Whether that carefree nature was due to a lack of better options, a necessity to keep working no matter what or a genuine interest in elevating subpar material is unclear and irrelevant, the fact remains that, curiously, for one of the most gifted American filmmakers of all time, Lumet was never one to shy away from trashier stuff.
“The Morning After” is one of the most enjoyable examples of his sillier side, telling the story of an alcoholic actress (Jane Fonda) who wakes up one day next to a dead body in an apartment she doesn’t recognize and flees in fear of getting the blame. On the run, she tries to put the pieces together to find the real killer, while getting mixed up with a retired cop (Jeff Bridges).
It’s a fun and intriguing story on its own, but it would be much less remarkable a film were it not for Lumet’s subdued approach, focusing on the two wonderful actors at the centre and letting them do the heavy-lifting.
8. Running On Empty (1988)
Lumet had an extensive theater background before transitioning into film, which no doubt helped him become an exceptional actor’s director. Even though he had a wildly varied career, moving through several genres and applying a remarkable flexibility of style, there was always one constant: excellent performances.
In fact some of the most iconic screen performances of all time exist thanks to Lumet, from Al Pacino in “Dog Day Afternoon” to Peter Finch in “Network” (or the entire cast of that movie, really). River Phoenix’s turn in “Running On Empty” may not have reached that level of acclaim in collective cinephile culture, but it’s every bit as brilliant as any of the best performances in Lumet’s filmography.
This relative obscurity of both the film and Phoenix’s exquisite performance may be due to the fact, unlike the other movies mentioned here, that “Running On Empty” is not a fleshy crime film or a flamboyant satire, but a quiet, intimate drama about a family of activists on the run, that Lumet handles with acute specificity and sensitivity. But at the end of the day, it’s really Phoenix that makes the film: raw, real, transfixing.
7 and 6. The Anderson Tapes (1971) and The Hill (1965)
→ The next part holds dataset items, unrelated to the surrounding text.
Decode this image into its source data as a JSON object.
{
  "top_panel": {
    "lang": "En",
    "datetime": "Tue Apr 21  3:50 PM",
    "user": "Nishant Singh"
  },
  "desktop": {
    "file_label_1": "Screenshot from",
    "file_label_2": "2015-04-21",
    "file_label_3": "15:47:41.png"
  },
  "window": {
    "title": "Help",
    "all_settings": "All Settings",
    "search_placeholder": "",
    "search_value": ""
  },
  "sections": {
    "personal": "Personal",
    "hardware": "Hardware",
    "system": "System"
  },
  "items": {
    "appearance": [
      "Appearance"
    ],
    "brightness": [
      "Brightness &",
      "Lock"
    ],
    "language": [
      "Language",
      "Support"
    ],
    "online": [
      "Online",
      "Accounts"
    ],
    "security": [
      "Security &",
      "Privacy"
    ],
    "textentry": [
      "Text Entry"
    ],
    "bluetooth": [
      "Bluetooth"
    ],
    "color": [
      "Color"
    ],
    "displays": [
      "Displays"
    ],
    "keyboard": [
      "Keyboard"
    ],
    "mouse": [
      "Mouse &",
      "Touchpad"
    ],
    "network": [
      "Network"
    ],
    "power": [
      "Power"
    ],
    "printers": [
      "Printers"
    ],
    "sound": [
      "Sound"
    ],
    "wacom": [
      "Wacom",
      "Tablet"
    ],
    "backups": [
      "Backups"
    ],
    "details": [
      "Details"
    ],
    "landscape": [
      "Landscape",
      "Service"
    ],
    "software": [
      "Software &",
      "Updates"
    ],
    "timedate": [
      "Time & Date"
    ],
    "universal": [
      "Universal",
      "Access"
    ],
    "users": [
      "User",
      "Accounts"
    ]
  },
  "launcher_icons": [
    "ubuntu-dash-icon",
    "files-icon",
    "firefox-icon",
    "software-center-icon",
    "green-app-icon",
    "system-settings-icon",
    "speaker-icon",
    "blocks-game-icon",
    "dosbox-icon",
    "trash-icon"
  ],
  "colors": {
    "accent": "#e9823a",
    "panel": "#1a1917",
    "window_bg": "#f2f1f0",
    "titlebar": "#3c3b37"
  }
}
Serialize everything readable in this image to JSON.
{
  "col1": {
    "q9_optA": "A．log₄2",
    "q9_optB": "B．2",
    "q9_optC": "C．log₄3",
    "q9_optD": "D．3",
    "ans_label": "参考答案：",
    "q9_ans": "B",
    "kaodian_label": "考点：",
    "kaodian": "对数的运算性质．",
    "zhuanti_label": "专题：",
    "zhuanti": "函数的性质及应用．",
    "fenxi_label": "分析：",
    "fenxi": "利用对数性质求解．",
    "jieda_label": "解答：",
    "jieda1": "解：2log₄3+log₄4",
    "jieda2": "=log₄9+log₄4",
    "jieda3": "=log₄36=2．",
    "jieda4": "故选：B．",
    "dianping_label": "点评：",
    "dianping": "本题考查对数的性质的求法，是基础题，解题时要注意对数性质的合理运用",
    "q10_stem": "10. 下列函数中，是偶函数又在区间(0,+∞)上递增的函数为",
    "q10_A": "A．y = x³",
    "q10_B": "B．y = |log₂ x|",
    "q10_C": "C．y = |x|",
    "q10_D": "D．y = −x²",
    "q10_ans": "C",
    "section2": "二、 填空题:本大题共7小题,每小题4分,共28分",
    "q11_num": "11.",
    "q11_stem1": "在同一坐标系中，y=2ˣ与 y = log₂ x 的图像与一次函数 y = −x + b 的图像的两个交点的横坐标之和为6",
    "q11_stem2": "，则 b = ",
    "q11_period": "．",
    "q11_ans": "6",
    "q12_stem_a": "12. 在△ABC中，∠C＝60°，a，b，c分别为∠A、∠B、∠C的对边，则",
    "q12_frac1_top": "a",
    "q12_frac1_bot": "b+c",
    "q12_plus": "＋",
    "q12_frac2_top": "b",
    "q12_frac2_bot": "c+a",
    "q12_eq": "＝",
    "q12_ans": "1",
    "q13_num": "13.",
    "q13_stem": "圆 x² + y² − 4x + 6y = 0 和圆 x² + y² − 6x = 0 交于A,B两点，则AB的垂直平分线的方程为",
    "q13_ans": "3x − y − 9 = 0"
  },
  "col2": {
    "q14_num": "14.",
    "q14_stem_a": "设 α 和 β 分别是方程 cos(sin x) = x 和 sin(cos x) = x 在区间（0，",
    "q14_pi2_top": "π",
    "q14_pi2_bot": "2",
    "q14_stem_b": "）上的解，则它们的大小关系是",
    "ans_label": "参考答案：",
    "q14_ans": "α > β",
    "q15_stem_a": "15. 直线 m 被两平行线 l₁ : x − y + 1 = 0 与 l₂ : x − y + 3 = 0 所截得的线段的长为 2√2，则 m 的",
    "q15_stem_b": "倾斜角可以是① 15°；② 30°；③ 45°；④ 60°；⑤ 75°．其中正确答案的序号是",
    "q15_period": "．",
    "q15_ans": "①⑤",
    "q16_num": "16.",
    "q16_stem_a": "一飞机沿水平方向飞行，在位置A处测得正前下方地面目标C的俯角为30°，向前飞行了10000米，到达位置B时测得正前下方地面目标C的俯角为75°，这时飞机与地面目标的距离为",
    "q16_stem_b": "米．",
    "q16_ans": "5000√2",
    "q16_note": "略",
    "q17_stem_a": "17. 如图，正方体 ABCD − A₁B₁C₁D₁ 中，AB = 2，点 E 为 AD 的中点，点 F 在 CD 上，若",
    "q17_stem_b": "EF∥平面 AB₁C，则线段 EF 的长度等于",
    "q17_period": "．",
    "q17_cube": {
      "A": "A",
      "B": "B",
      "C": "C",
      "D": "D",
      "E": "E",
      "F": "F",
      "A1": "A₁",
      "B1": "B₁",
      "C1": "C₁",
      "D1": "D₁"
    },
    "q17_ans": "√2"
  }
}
Given that talent for directing actors, then, it’s no wonder that Lumet established a creative partnership with several great performers, but none longer or more fruitful than the one he enjoyed with Sean Connery, whom he worked with five times.
The two best out of the five are “The Anderson Tapes” and “The Hill,” both of which showcase Lumet’s often unheralded mastery of film language. As said before, given his background in theater, this filmmaker’s most celebrated movies tend to eschew formalism, opting for as minimally obtrusive a visual language as possible, favoring muted style and simple staging. Such choices could sometimes be mistaken for sloppiness, a lack of acumen behind the camera. But as Lumet explains in his essential book “Making Movies,” he always opted for whatever aesthetic best fitted the story he was telling – naturalism wasn’t simply a default.
“The Anderson Tapes,” a stylish paranoid thriller/heist movie hybrid, finds Lumet at his most playful, employing a timeline jumping narrative (intercutting the planning and preparation for the heist with the police investigation in it’s aftermath), and a typically excellent score from Quincy Jones, all of which amount to a very entertaining caper.
“The Hill,” on the other hand, is one of the most grueling films in Lumet’s oeuvre, a punishing prison drama about a group of British soldiers suffering ever-more severe abuse at the hands of their sergeant. But if that sounds simply too unpleasant to endure, don’t worry; this film might just be Lumet’s most visually bold picture ever, with staggeringly expressive black and white cinematography, creating a sense of unease through dutch angles and deep focus framing. It’s a magnificent visual experience, unrivaled by anything else Lumet ever did.